Stayed for two nights at a family-run minshuku in Juniko (Twelve Lakes). A dramatic location in a small, sea-facing settlement along grey rocky cliffs at the edge of the Shirakami National Park.
The couple running the minshuku commandeered every inch of my itinerary, from preparing packed lunches for me to organising my evening entertainment. First up was the sunset, officially ranked as one of the best 10o in Japan.
The husband was a star, very friendly and full of willing, but always slightly disoriented, as if he has been using the wrong map. As a consequence, whenever I spent any time with him, I soon lost my bearings too. In another admirable
The husband drove me and two other guests 200 yards down the road to a tiny beach next to a gigantic rock. The whole scene was very surreal. In the shade of a gigantic grey rock, the husband mooching about in sandals, a white vest, and blue tartan shorts, while the setting sun turned the sky a bloody red and right behind us a train called the Black Woodpecker popped out of a tiny tunnel, the second smallest in Japan. Tartan Shorts then tottered over and told me about an Australian who came through here while walking across Japan on stilts to save orangutans in Indonesia.

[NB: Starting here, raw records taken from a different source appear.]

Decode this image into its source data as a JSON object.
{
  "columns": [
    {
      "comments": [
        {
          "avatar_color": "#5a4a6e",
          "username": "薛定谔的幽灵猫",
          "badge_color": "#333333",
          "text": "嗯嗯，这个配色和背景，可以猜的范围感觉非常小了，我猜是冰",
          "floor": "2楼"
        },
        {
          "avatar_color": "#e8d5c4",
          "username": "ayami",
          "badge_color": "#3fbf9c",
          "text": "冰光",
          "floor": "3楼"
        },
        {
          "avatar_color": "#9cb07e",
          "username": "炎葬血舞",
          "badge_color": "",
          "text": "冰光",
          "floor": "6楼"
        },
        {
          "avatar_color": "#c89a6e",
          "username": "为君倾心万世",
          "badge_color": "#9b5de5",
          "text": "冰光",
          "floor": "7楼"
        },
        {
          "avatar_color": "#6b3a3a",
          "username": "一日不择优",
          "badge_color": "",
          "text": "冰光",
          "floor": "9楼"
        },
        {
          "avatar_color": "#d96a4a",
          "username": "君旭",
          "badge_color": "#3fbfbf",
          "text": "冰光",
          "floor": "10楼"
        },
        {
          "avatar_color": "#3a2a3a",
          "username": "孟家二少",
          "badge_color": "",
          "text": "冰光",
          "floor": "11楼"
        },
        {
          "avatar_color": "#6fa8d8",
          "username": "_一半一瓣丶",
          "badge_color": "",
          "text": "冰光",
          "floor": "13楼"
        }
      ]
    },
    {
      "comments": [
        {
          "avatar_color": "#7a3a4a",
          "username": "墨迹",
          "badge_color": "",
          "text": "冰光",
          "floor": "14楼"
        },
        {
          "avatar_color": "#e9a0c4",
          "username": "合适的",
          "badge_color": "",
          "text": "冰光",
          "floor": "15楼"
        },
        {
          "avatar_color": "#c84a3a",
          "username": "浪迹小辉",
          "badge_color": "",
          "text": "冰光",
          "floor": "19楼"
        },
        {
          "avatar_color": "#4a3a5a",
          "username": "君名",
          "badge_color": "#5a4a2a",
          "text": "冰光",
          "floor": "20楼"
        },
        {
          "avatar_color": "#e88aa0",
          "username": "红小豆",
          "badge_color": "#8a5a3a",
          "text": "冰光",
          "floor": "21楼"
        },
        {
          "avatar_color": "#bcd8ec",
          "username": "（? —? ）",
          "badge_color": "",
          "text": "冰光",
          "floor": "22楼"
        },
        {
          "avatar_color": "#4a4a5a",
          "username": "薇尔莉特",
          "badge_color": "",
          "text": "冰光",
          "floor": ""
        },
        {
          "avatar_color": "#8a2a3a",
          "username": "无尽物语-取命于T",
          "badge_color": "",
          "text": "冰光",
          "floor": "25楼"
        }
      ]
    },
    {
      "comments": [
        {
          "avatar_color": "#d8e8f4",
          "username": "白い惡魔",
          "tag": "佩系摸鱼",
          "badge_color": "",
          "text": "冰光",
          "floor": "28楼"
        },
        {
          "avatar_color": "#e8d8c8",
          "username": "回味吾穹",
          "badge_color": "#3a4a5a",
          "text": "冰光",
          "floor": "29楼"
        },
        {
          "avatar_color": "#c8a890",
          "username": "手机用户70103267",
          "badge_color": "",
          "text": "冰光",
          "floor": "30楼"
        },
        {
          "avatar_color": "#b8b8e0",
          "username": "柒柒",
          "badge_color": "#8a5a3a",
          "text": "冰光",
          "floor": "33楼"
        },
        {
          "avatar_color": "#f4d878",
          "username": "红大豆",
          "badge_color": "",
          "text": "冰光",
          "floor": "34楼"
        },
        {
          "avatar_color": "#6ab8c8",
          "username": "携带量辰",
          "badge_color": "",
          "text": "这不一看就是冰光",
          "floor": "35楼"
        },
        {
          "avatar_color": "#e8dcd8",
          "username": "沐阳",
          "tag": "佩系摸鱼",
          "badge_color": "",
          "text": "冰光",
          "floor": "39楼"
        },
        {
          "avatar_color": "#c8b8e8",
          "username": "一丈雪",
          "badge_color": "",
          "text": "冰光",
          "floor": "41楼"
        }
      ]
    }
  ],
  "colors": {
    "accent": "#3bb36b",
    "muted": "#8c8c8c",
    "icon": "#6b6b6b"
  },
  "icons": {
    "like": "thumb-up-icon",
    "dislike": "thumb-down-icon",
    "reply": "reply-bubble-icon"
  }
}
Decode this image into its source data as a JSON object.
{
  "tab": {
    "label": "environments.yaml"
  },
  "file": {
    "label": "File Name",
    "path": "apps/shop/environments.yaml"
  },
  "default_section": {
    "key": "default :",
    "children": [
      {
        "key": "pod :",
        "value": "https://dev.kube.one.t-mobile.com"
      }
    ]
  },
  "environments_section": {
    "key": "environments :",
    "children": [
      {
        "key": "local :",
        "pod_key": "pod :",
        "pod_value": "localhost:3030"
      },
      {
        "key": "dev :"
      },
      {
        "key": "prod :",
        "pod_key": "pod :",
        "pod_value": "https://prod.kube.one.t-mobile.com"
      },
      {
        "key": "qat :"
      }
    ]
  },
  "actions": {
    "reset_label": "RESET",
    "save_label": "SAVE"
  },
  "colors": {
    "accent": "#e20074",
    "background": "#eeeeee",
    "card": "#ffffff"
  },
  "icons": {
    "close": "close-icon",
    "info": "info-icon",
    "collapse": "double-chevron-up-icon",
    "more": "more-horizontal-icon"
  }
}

In the morning, Blue Tartan drove me up to the Twelve Lakes. Along the way, he repeatedly consulted the map, checking off places as we went. This seemed more to reassure himself than for my benefit. I had absolutely no idea what he was talking about.
The twelve lakes were formed in 1704 when the Noshiro earthquake blocked off several water courses. Another example of the possibility for sudden and dramatic changes in the Japanese landscape.
The lakes were busy with tourists from all over the country. Short, wooded trails led to green and blue clear water lakes, one trail led to the Japanese Grand Canyon – a suitably miniaturised version, and one led to a wooden building selling homemade pizza and cake sets.
In one forest, I heard the rattle of the kumagera (black woodpecker). I also saw a postcard of the large red-beaked Ruddy Kingfisher which lives by the lakes. It reminded me of a fellow tram driver along the marshes at Seaton who used to complain at the end of shifts: “didn`t see a ruddy kingfisher all day.” (Insert laugh here)
The second night was the final night of the village`s O-Bon festival, the time to say goodbye to the spirits of the dead. Local men dressed up as lions, wearing huge white oblong masks with manes of seaweed, while dancing in honour of the goddess of the village`s shrine.
In the sticky heat, it must have been exhausting. During rest-breaks, women and children rushed over with fan to cool the lions down.
Somewhere inside the small, wooden shrine building is a small statue of a one-eyed goddess. Her one blind eye is supposedly filled with bracken. A lady told me that superstitious old men in the village still won`t eat bracken-flavoured rice cakes.
Remarkably, throughout the entire Lion dance, Blue Tartan and a very drunk mate of his managed to sit in the middle of the shrine steps chin-wagging and completely ignore the sweaty lions performing a dance right in front of them. Perhaps they were sharing missing co-ordinates.
The festival finished with the lions dancing in the village`s dark, sandy graveyard overlooking the Japan Sea, a magical ending to a surreal couple of days.